Мадо подошла к отцу:
— Что ты сказал?
— То, что сказал. Они сговорились с немцами.
— Этого не может быть…
— Пожалуйста… Телеграмма Гаваса из Москвы.
Мадо молча ушла к себе. Она еще слышала визг отца, возмущенный голос Луи: «Я этого от них не ожидал. Во всяком случае, это не поступок спортсмена»… Мадо казалось, что они говорят о Сергее. Неправда, этого не может быть! Он отверг любовь во имя своей идеи, разговаривал с Мадо и вдруг кидался к газете… А сколько раз он говорил, что будет воина, нужно разбить фашистов…
Неужели и это приснилось? Изменил ли Сергей своей мечте? Или, может быть, Сергей сейчас мечется, не знает, как жить? Может быть, мечта изменила Сергею?.. Нужно с кем-нибудь поговорить, понять. То, что Мадо, вслед за отцом, называла «политикой», ворвалось в ее жизнь, слилось с ее личным горем.
Она пошла к Самба. Он был взбудоражен:
— Чорт бы их всех побрал! Теперь обязательно будет война. А с немцами не так легко справиться. Если в четырнадцатом мы провоевали четыре года, теперь придется воевать восемь лет…
— Самба, но что сделали русские?
— Очень просто, договорились с немцами…
— Но этого не может быть!
— Ничего нет удивительного.
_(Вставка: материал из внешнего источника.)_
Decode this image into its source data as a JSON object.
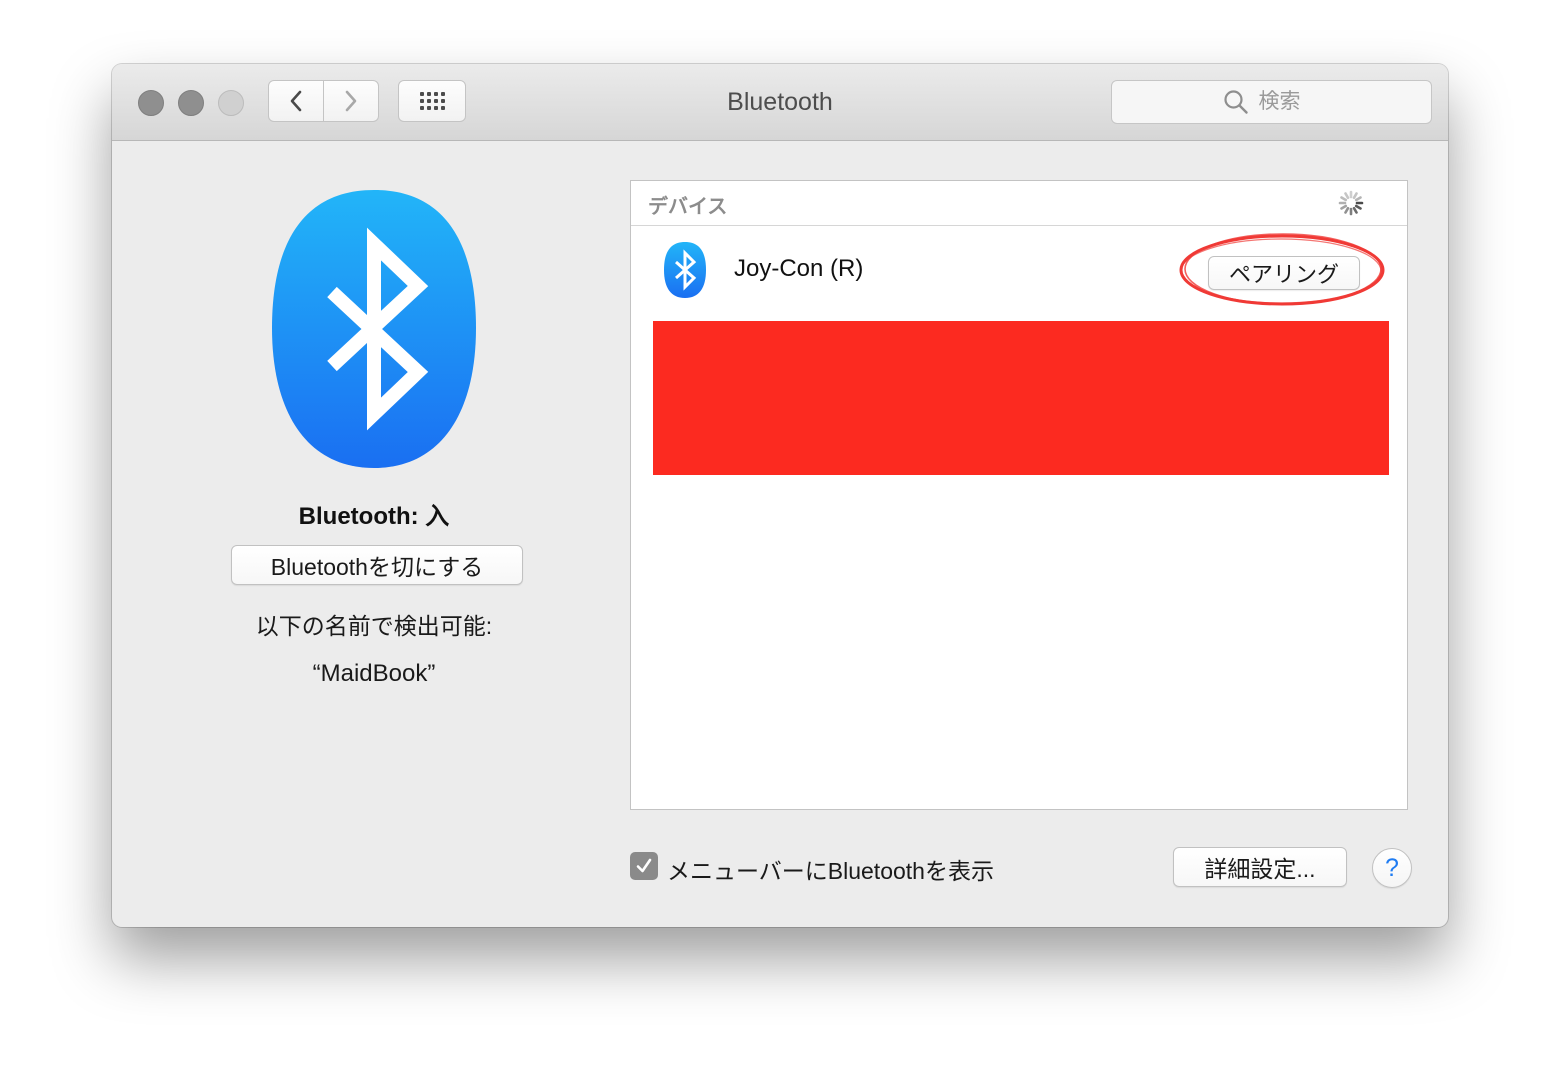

Мы хотели перехитрить их, они перехитрили нас, вот и все…
Мадо говорила себе: Самба тоже не понимает. Он знает одно — свою живопись. Они все читают газеты и верят… Да, но это — телеграмма из Москвы… Кто же ей сможет объяснить? И вдруг вспомнила: Лежан. Как это она раньше не подумала? Несколько раз Сергей ей говорил: «Лежан нас понимает… Это настоящий друг»… Если он понимал Сергея, он сможет ей все объяснить…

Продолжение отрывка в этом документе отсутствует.